Mrs. Kinsey's Persimmon Pudding
That long-buried manuscript on the Edible Wild Plants has suddenly come to life. You may remember that 25 years ago I tried to get it published, but four different publishers after accepting it, sent it back because they saw no way to cover the expense of the illustrations and thought that the market was too limited. Now it seems desirable to get the manuscript up-to-date, which I am doing, and the Idlewild Press of Cornwall, N.Y., has offered to print it in their best style (which is rather nifty).
Kinsey responded positively to this "pleasant surprise," then went on to add: However, since my name is going to be on this thing, and since I have some scientific reputation on the basis of my other work, I wonder if it would not be desirable to have me read the manuscript again before it goes into print.
By "other work," Kinsey was referring to his sex research, which he had begun in 1938 and was now thoroughly absorbed in pursuing. Fernald had greatly expanded and embellished the manuscript, which now bore little resemblance to the original draft of 1919. Yet Kinsey, ever the perfectionist, went on to submit some five pages of detailed edits to the manuscript.
It is probably no coincidence that Edible Wild Plants, after lying dormant for so long, was published when it was. Kinsey had recently secured a grant from the National Research Council and the Rockefeller Foundation for his sex research. Ernest G. Stillman, an official at the book publisher, Idlewild Press, was also a graduate and benefactor of Harvard University, and a member of a prominent banking family. The well-connected Stillman would almost certainly have been aware of Kinsey's "other work" and its prominent funders. And Stillman was surely mindful of the publicity value of having Kinsey's name on the book's cover, just when his sex research was gaining prominence.

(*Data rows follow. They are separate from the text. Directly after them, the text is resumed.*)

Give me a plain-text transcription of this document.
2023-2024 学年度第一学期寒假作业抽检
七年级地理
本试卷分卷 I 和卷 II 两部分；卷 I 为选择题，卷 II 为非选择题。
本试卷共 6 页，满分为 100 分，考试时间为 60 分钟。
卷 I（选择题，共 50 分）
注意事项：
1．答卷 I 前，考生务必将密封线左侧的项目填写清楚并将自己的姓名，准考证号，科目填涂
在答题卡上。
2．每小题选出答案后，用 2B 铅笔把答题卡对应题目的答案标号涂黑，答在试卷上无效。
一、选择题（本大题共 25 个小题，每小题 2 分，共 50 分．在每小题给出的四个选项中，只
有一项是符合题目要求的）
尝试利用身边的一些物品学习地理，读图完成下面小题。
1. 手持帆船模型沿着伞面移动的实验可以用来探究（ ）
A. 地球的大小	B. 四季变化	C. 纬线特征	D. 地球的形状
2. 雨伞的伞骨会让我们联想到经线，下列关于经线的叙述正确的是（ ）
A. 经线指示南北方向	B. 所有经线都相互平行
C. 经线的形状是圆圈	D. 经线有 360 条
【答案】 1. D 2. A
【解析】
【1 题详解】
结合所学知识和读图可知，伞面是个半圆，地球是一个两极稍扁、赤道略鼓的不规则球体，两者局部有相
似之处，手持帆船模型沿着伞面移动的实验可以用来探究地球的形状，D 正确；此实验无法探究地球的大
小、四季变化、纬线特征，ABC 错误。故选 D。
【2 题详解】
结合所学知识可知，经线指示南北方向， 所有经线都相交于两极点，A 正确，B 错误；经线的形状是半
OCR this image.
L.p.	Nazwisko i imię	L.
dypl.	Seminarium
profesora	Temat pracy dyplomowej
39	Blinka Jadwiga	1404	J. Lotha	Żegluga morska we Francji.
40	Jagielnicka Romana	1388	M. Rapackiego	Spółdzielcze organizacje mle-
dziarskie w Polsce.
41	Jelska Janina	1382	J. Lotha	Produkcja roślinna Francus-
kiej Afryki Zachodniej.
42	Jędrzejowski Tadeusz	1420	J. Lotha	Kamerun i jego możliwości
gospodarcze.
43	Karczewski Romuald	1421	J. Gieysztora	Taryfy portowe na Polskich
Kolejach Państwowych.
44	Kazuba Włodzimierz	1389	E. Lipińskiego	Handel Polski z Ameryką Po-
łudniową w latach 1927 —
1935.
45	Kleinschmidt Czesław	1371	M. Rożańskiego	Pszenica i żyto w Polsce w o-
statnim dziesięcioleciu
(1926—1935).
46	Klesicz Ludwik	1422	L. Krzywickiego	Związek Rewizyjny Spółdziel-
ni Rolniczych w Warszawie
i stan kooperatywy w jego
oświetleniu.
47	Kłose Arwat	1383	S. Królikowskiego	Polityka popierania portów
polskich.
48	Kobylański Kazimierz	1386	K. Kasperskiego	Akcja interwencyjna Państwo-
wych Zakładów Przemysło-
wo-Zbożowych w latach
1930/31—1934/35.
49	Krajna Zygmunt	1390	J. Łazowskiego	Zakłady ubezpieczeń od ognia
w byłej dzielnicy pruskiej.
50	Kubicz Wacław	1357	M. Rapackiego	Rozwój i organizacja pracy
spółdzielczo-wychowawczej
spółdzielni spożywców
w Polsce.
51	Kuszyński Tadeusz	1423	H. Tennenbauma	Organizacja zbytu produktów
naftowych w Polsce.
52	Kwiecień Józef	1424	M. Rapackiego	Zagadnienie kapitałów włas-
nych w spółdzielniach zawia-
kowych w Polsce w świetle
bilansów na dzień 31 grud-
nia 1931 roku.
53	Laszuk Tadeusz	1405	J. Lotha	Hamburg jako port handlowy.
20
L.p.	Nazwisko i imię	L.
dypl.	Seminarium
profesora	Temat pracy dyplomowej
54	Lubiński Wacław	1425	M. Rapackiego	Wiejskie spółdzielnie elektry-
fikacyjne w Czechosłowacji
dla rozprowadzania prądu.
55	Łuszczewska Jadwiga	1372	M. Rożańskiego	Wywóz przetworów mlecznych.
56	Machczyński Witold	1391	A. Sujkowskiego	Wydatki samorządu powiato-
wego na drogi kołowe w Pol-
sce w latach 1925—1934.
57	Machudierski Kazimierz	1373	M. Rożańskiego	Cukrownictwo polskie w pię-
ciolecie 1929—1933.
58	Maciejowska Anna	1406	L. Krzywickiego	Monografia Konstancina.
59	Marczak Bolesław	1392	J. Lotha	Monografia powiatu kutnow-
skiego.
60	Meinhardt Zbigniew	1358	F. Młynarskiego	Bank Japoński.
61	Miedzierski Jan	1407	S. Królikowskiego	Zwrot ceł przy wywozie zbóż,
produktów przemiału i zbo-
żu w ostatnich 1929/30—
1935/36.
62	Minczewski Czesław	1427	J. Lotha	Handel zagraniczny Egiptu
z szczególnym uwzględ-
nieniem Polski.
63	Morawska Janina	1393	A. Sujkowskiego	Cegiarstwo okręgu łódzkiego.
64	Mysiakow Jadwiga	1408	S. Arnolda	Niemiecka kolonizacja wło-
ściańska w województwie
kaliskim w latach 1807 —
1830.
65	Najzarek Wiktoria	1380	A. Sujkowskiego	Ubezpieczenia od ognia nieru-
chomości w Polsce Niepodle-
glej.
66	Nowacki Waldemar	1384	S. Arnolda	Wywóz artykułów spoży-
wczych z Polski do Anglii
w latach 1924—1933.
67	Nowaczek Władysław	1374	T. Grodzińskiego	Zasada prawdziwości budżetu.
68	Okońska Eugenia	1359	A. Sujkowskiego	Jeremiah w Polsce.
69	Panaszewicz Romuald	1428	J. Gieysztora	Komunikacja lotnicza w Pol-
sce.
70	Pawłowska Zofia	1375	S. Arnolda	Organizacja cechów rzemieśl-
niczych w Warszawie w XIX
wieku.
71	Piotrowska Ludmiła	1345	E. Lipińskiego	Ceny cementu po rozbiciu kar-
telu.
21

The book finally came off the presses in 1943. To the surprise of almost everyone involved, it was successful enough to warrant a second printing that same year. One reason was that the U.S. Army, then in the throes of the Second World War, used the book in its wilderness-survival training program. The book's publication also coincided with food shortages then sweeping the nation. As Fernald pointed out in his revision of Kinsey's introduction, the consumer of edible wild plants "will be most content; and every time he will recognize that he has made small draft on the ration-book of coupons."
In 1947 Kinsey established the Institute for Sex Research, Inc. (now the Kinsey Institute for Research in Sex, Gender, and Reproduction, Inc.) at Indiana University. The first of his explosive reports was published in 1948, establishing his legacy. Fernald died in 1950, shortly after finishing the eighth edition of Gray's Manual of Botany. Soon thereafter, Reed C. Rollins was appointed director of Harvard's Gray Herbarium, and he wrote Kinsey to propose a revised edition of Edible Wild Plants. Kinsey agreed, but the publication of the second edition, like that of the first, suffered long delays. In fact, Kinsey died on August 25, 1956, of congestive heart failure, before the second edition came out. Not until 1958 did Harper & Row publish the second edition, which remained in print through the mid-1970s. Edible Wild Plants was reprinted in 1996 by Dover Publications, and it is once again widely available at an affordable price.
Who could have guessed that a manuscript on edible plants, written on used herbarium sheets by a frugal graduate student in entomology, would become one of the classics in its field, entertaining and educating readers even eighty-seven years later? Its existence is testament to an enduring collaboration by two authoritative scientists, and to Kinsey's extraordinary intellectual flexibility and scientific curiosity. Just don't leaf through it and expect to find any sex.
Clara B. M. Kinsey's Persimmon Pudding
2 cups persimmon pulp
1 cup (scant) sugar
1 egg
2 cups milk
2 cups flour
1 teaspoon soda
½ teaspoon salt
1 teaspoon cinnamon
½ teaspoon cloves
½ teaspoon allspice
Combine the ingredients, beating well. It is best to save about half the milk until all the flour has been added. Pour about 1 1/2 inches deep in well greased pans and bake about an hour in a 325° oven. The pudding turns dark brown when it is done. Serve either warm or cold with whipped cream. Soft, juicy persimmons make the best pudding.